There is a great deal of impurity within us - so much that no trace of gold is to be seen, though it may be lying concealed somewhere within us. Sometimes some sage talks of gold, but we know only the dust and rubbish within which it lies. Some realized soul, some wise man, tells us there is gold, pure gold, within us, but when we go looking for it we find nothing but stones. So we have to throw even gold into the fire. The meaning of penance is to throw gold into fire. The word tapa, penance, is derived from tapa - fire. Tapa does not just mean that a person stands in the heat of the sun practicing penance. Penance means that one should pass through so much fire within that all that is impure may be burned, destroyed - and all that is pure may be left.

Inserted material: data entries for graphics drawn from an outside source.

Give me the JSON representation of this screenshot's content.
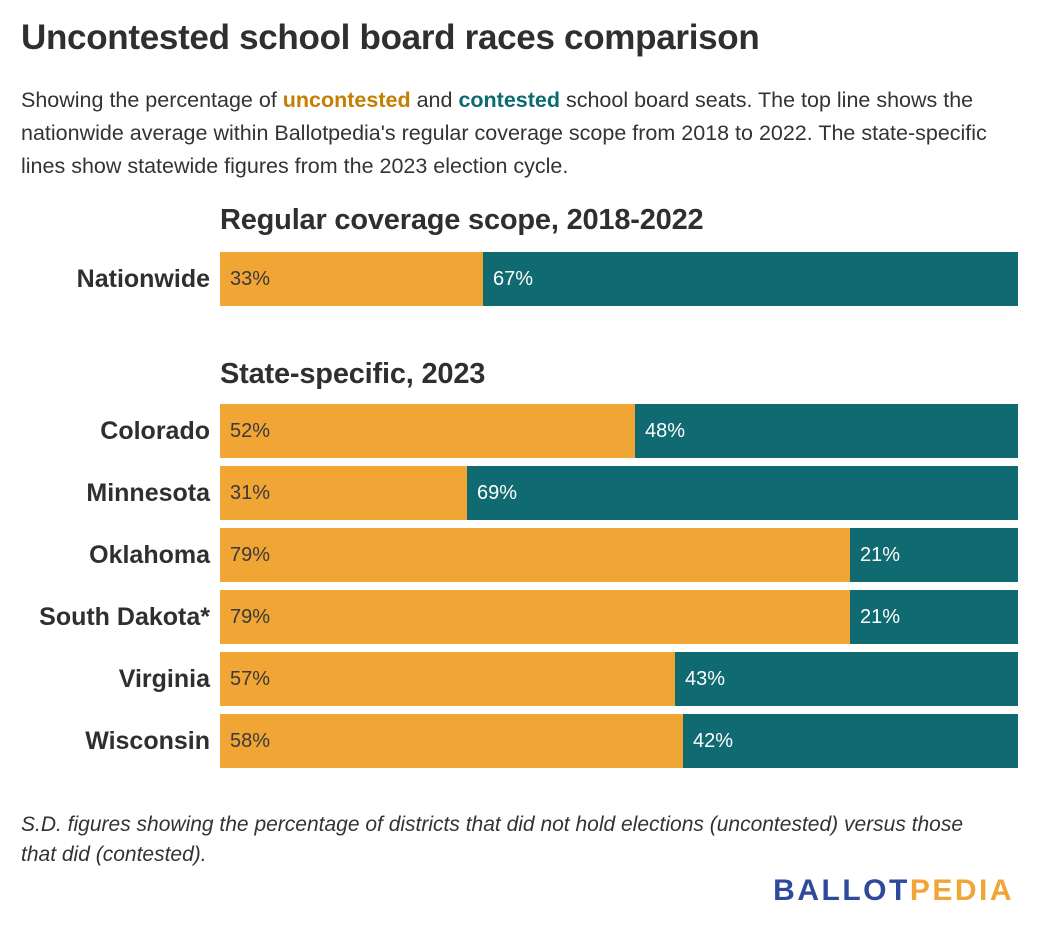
{
  "title": "Uncontested school board races comparison",
  "subtitle": {
    "part1": "Showing the percentage of ",
    "uncontested": "uncontested",
    "part2": " and ",
    "contested": "contested",
    "part3": " school board seats. The top line shows the nationwide average within Ballotpedia's regular coverage scope from 2018 to 2022. The state-specific lines show statewide figures from the 2023 election cycle."
  },
  "colors": {
    "uncontested": "#f0a535",
    "contested": "#0f6a72",
    "brand_blue": "#2f4a9a",
    "brand_orange": "#f0a535"
  },
  "footnote": "S.D. figures showing the percentage of districts that did not hold elections (uncontested) versus those that did (contested).",
  "brand": {
    "part1": "BALLOT",
    "part2": "PEDIA"
  },
  "chart_data": {
    "type": "bar",
    "orientation": "horizontal",
    "stacked": true,
    "percent_stacked": true,
    "sections": [
      {
        "title": "Regular coverage scope, 2018-2022",
        "categories": [
          "Nationwide"
        ],
        "series": [
          {
            "name": "uncontested",
            "values": [
              33
            ],
            "labels": [
              "33%"
            ]
          },
          {
            "name": "contested",
            "values": [
              67
            ],
            "labels": [
              "67%"
            ]
          }
        ]
      },
      {
        "title": "State-specific, 2023",
        "categories": [
          "Colorado",
          "Minnesota",
          "Oklahoma",
          "South Dakota*",
          "Virginia",
          "Wisconsin"
        ],
        "series": [
          {
            "name": "uncontested",
            "values": [
              52,
              31,
              79,
              79,
              57,
              58
            ],
            "labels": [
              "52%",
              "31%",
              "79%",
              "79%",
              "57%",
              "58%"
            ]
          },
          {
            "name": "contested",
            "values": [
              48,
              69,
              21,
              21,
              43,
              42
            ],
            "labels": [
              "48%",
              "69%",
              "21%",
              "21%",
              "43%",
              "42%"
            ]
          }
        ]
      }
    ],
    "xlim": [
      0,
      100
    ],
    "grid": false,
    "legend": "none"
  }
}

It is necessary to bear in mind one or two other points about fire so that it will be easy to remember its divine form, its divinity. It will be useful to understand the prayer of the sage, “O fire, lead me to the right path,” and to realize why such a prayer was offered to fire. You have seen fire, you have seen water also. However low it may sink, water remains. Flowing down from a mountain it enters a valley, but it is not lost, it does not vanish. Fire rises towards the sky, but vanishes after rising only a little distance.

Truly speaking, one who makes an upward journey will vanish. As he goes up and up he is vanishing every moment; soon he will lose his ego and cease to be. He will be one with the sky. Fire remains visible for a short distance and then disappears - lost in the void, in nothingness. Water remains, however far down it may flow. The ego will surely persist on its downward journey, and if it goes very deep down it will be transformed. When ego sinks very low it becomes hard, like a stone. Bear this in mind; the ego becomes strong, frozen, hard and crystallized as you descend lower and lower, and becomes thin, weak and invisible as you rise higher and higher. Watch a flame and you will see - in a short while it has gone away. Where has it gone?

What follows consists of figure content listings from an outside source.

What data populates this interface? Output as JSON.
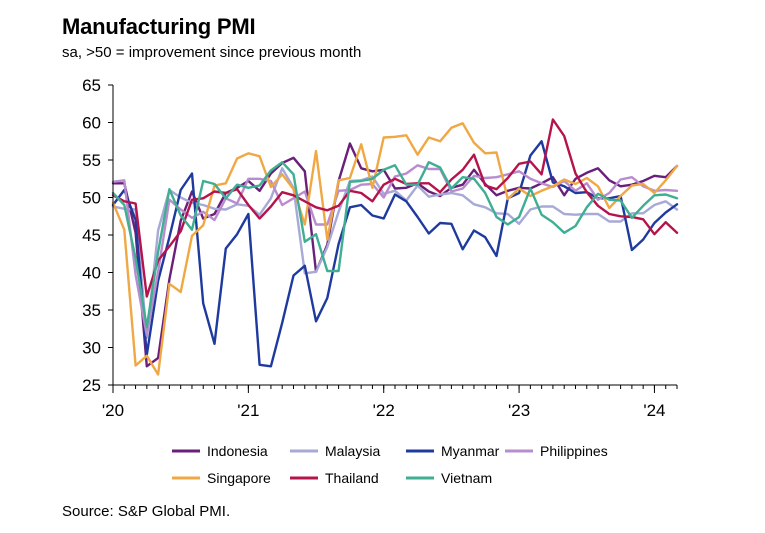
{
  "title": "Manufacturing PMI",
  "subtitle": "sa, >50 = improvement since previous month",
  "source": "Source: S&P Global PMI.",
  "chart_data": {
    "type": "line",
    "title": "Manufacturing PMI",
    "subtitle": "sa, >50 = improvement since previous month",
    "xlabel": "",
    "ylabel": "",
    "ylim": [
      25,
      65
    ],
    "yticks": [
      25,
      30,
      35,
      40,
      45,
      50,
      55,
      60,
      65
    ],
    "xticks": [
      {
        "index": 0,
        "label": "'20"
      },
      {
        "index": 12,
        "label": "'21"
      },
      {
        "index": 24,
        "label": "'22"
      },
      {
        "index": 36,
        "label": "'23"
      },
      {
        "index": 48,
        "label": "'24"
      }
    ],
    "x_start": "2020-01",
    "x_end": "2024-03",
    "grid": false,
    "legend_position": "bottom",
    "series": [
      {
        "name": "Indonesia",
        "color": "#6a1f7a",
        "values": [
          51.9,
          51.9,
          45.3,
          27.5,
          28.6,
          39.1,
          46.9,
          50.8,
          47.2,
          47.8,
          50.6,
          51.3,
          52.2,
          50.9,
          53.2,
          54.6,
          55.3,
          53.5,
          40.1,
          43.7,
          52.2,
          57.2,
          53.9,
          53.5,
          53.7,
          51.2,
          51.3,
          51.9,
          50.8,
          50.2,
          51.3,
          51.7,
          53.7,
          51.8,
          50.3,
          50.9,
          51.3,
          51.2,
          51.9,
          52.7,
          50.3,
          52.5,
          53.3,
          53.9,
          52.3,
          51.5,
          51.7,
          52.2,
          52.9,
          52.7,
          54.2
        ]
      },
      {
        "name": "Malaysia",
        "color": "#a7a9d6",
        "values": [
          48.8,
          48.5,
          48.4,
          31.3,
          45.6,
          51.0,
          50.0,
          49.3,
          49.0,
          48.5,
          48.4,
          49.1,
          48.9,
          47.7,
          49.9,
          53.9,
          51.3,
          39.9,
          40.1,
          43.4,
          48.1,
          52.2,
          52.3,
          52.8,
          50.5,
          50.9,
          49.6,
          51.6,
          50.1,
          50.4,
          50.6,
          50.3,
          49.1,
          48.7,
          47.9,
          47.8,
          46.5,
          48.4,
          48.8,
          48.8,
          47.8,
          47.7,
          47.8,
          47.8,
          46.8,
          46.8,
          47.9,
          47.9,
          49.0,
          49.5,
          48.4
        ]
      },
      {
        "name": "Myanmar",
        "color": "#1f3a9e",
        "values": [
          49.0,
          51.0,
          47.0,
          29.0,
          38.9,
          44.7,
          51.0,
          53.2,
          35.9,
          30.5,
          43.2,
          45.1,
          47.8,
          27.7,
          27.5,
          33.3,
          39.6,
          40.9,
          33.5,
          36.6,
          43.8,
          48.7,
          49.0,
          47.6,
          47.2,
          50.4,
          49.5,
          47.4,
          45.2,
          46.6,
          46.5,
          43.1,
          45.6,
          44.7,
          42.2,
          49.9,
          50.6,
          55.6,
          57.5,
          52.0,
          51.5,
          50.6,
          50.7,
          49.9,
          49.9,
          50.2,
          43.0,
          44.4,
          46.6,
          48.0,
          49.1
        ]
      },
      {
        "name": "Philippines",
        "color": "#b88ccf",
        "values": [
          52.1,
          52.3,
          39.7,
          31.6,
          40.1,
          49.7,
          48.4,
          47.3,
          48.1,
          47.0,
          49.9,
          49.2,
          52.5,
          52.5,
          52.2,
          49.0,
          49.9,
          50.8,
          46.4,
          46.4,
          50.9,
          51.0,
          51.7,
          51.8,
          50.0,
          52.8,
          53.2,
          54.3,
          53.8,
          53.8,
          50.8,
          51.2,
          52.9,
          52.6,
          52.7,
          53.1,
          53.5,
          52.5,
          51.9,
          51.4,
          52.2,
          50.9,
          51.9,
          49.7,
          50.6,
          52.4,
          52.7,
          51.5,
          50.9,
          51.0,
          50.9
        ]
      },
      {
        "name": "Singapore",
        "color": "#f0a844",
        "values": [
          49.3,
          45.7,
          27.6,
          28.9,
          26.4,
          38.5,
          37.4,
          44.9,
          46.3,
          51.6,
          51.9,
          55.2,
          55.9,
          55.5,
          51.4,
          53.1,
          51.1,
          46.4,
          56.2,
          44.4,
          52.3,
          52.6,
          57.1,
          51.3,
          58.0,
          58.1,
          58.3,
          55.7,
          58.0,
          57.5,
          59.3,
          59.9,
          57.3,
          55.9,
          56.0,
          49.8,
          51.2,
          50.2,
          50.9,
          51.5,
          52.4,
          51.8,
          52.6,
          51.5,
          48.6,
          50.2,
          51.6,
          51.8,
          50.6,
          52.3,
          54.2
        ]
      },
      {
        "name": "Thailand",
        "color": "#b5144b",
        "values": [
          50.3,
          49.5,
          49.2,
          36.8,
          41.6,
          43.5,
          45.5,
          49.7,
          49.9,
          50.8,
          50.6,
          51.1,
          49.0,
          47.2,
          48.8,
          50.7,
          50.3,
          49.5,
          48.7,
          48.3,
          48.9,
          50.9,
          50.6,
          49.5,
          51.7,
          52.5,
          51.8,
          51.9,
          51.9,
          50.7,
          52.4,
          53.7,
          55.7,
          51.6,
          51.1,
          52.6,
          54.5,
          54.8,
          53.1,
          60.4,
          58.2,
          53.2,
          50.7,
          48.9,
          47.8,
          47.5,
          47.4,
          47.1,
          45.1,
          46.7,
          45.3
        ]
      },
      {
        "name": "Vietnam",
        "color": "#3fae92",
        "values": [
          50.6,
          49.0,
          41.9,
          32.7,
          42.7,
          51.1,
          47.6,
          45.7,
          52.2,
          51.8,
          49.9,
          51.7,
          51.3,
          51.6,
          53.6,
          54.7,
          53.1,
          44.1,
          45.1,
          40.2,
          40.2,
          52.1,
          52.2,
          52.5,
          53.7,
          54.3,
          51.7,
          51.7,
          54.7,
          54.0,
          51.2,
          52.7,
          52.5,
          50.6,
          47.4,
          46.4,
          47.4,
          51.2,
          47.7,
          46.7,
          45.3,
          46.2,
          48.7,
          50.5,
          49.7,
          49.6,
          47.3,
          48.9,
          50.3,
          50.4,
          49.9
        ]
      }
    ]
  }
}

When Buddha was about to enter his final liberation, he said, “Within a few seconds I shall cease to be.”

Then someone asked, “Where will you be then, when you are not?”

Buddha replied, “Watch the lamp, and ask it where its flame, disappearing into the air, has gone. I shall also disappear in that way in a short time. That moment has arrived when my flame will be absorbed in the vast sky.”

There is one more secret, one more mystery, about fire: it burns everything and finally destroys itself too. After consuming the fuel, fire does not save itself. As soon as the fuel is extinguished the fire is also extinguished. Everything is extinguished, and finally no fire is left behind; it also vanishes. It would be violence if it saved itself after burning everything else, but it is love when one disappears after making others disappear. So fire is not the enemy of fuel; it is its friend, its lover. If it were not so, it would certainly save itself after consuming the fuel. It does not consume others to preserve itself; this is not the nature of fire. After burning the fuel, it burns itself and becomes quiet.